Afirmava-se a existência de uma nacionalidade católica extendida aos brasileiros, inclusive os escravos, numa só religião, costumes e língua. Desta posição, inclusive, emerge, principalmente nos anos 1880, um combate radical contra a imigração estrangeira e, até mesmo, uma defesa da educação dos “ingênuos e libertos”. Neste contexto, os libertos passaram a ser vistos como aliados na defesa do catolicismo, o que, em outro sentido, tornou-se um imperativo, mesmo depois da Abolição, incorporar os libertos como “nacionais”, rompendo com as teses, que pairavam sobre negros, de serem degenerados ou incapazes de assimilar a civilização pela educação.
A festa popular imaginada civilizada, sem tumultos, somente poderia existir na reconstrução imaginária das festas passadas, nas quais o caráter desordeiro perderia-se na memória. A alegria de participar de festas, romantizada por escritores, jornalistas e políticos, transferiu-se para os clubes, aspecto da elitização da folia, conforme resenha de Marcus Bretas, professor de História na UFRJ, sobre outra obra de Marta Abreu, O Império do Divino – Festas religiosas e cultura popular no Rio de Janeiro (1830-1900), Rio de Janeiro, Nova Fronteira, 2000; em publicação no Jornal do Brasil, 29/07/2000.
A elite sonhava com os carnavais de Viena, Paris ou Nice, e as grandes sociedades surgiram com este fim. Desfiles concorridos dos clubes sociais, como Democráticos, Fenianos e Tenentes do Diabo, eram prestigiados pela intelligentsia da capital e contavam com admiração de José de Alencar, Olavo Bilac, Manuel Antônio de Almeida, Arthur de Azevedo. João do Rio, jornalista considerado um observador do tipos urbanos, chegou a mostrar simpatia pelos cordões carnavalescos, que seria o oposto do ideal da elite, do qual partilhava. Associados ao passado colonial, cordões de zé-pereiras, velhos e diabinhos, eram temidos por incorporarem, muitas vezes, membros das maltas de capoeiras, os quais defendiam seus estandartes, muitas vezes terminando em brigas entre rivais.
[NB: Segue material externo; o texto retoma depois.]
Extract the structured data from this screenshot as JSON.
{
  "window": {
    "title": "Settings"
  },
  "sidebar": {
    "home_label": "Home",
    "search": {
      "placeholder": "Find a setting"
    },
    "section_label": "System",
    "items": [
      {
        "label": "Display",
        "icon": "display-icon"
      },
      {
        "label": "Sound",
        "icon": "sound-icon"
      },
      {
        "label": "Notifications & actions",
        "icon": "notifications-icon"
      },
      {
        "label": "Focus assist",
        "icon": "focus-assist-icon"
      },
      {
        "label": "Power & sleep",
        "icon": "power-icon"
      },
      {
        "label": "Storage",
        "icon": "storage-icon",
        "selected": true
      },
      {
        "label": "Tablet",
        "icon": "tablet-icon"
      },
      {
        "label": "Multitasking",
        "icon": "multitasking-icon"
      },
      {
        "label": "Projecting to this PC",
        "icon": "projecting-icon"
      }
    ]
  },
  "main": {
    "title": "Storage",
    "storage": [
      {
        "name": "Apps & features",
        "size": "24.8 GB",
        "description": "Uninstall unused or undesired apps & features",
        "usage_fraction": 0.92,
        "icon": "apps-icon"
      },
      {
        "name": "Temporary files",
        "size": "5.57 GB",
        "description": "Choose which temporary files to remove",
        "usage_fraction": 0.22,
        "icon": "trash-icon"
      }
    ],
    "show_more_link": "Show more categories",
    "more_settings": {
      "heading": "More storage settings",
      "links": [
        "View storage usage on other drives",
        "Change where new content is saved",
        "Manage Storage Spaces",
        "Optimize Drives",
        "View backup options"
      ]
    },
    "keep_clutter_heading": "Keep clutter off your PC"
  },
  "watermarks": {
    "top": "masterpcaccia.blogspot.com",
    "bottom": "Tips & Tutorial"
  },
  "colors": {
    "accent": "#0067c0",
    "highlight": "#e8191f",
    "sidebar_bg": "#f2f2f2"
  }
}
Os anos após a independência do Brasil, e a volta da família real para Portugal, foram violentos e a vontade de civilizar o Brasil surtiu o efeito inverso: enterrou-se progressivamente o Brasil que civilizava a Europa com um "show de misturas". Num último suspiro, alguns grupos tentam ganhar a categoria de "show para turistas". Apesar de ser um movimento cultural cada vez mais "vazio" de significados, é adotado em partes reluzentes por jovens universitários - que leram, estudaram e dedicaram suas vidas a reprodução coreográfica da cultura popular. Como coleção de museu, a cultura brasileira que entra em extinção, entra também nas diretrizes de patrimônio histórico imaterial.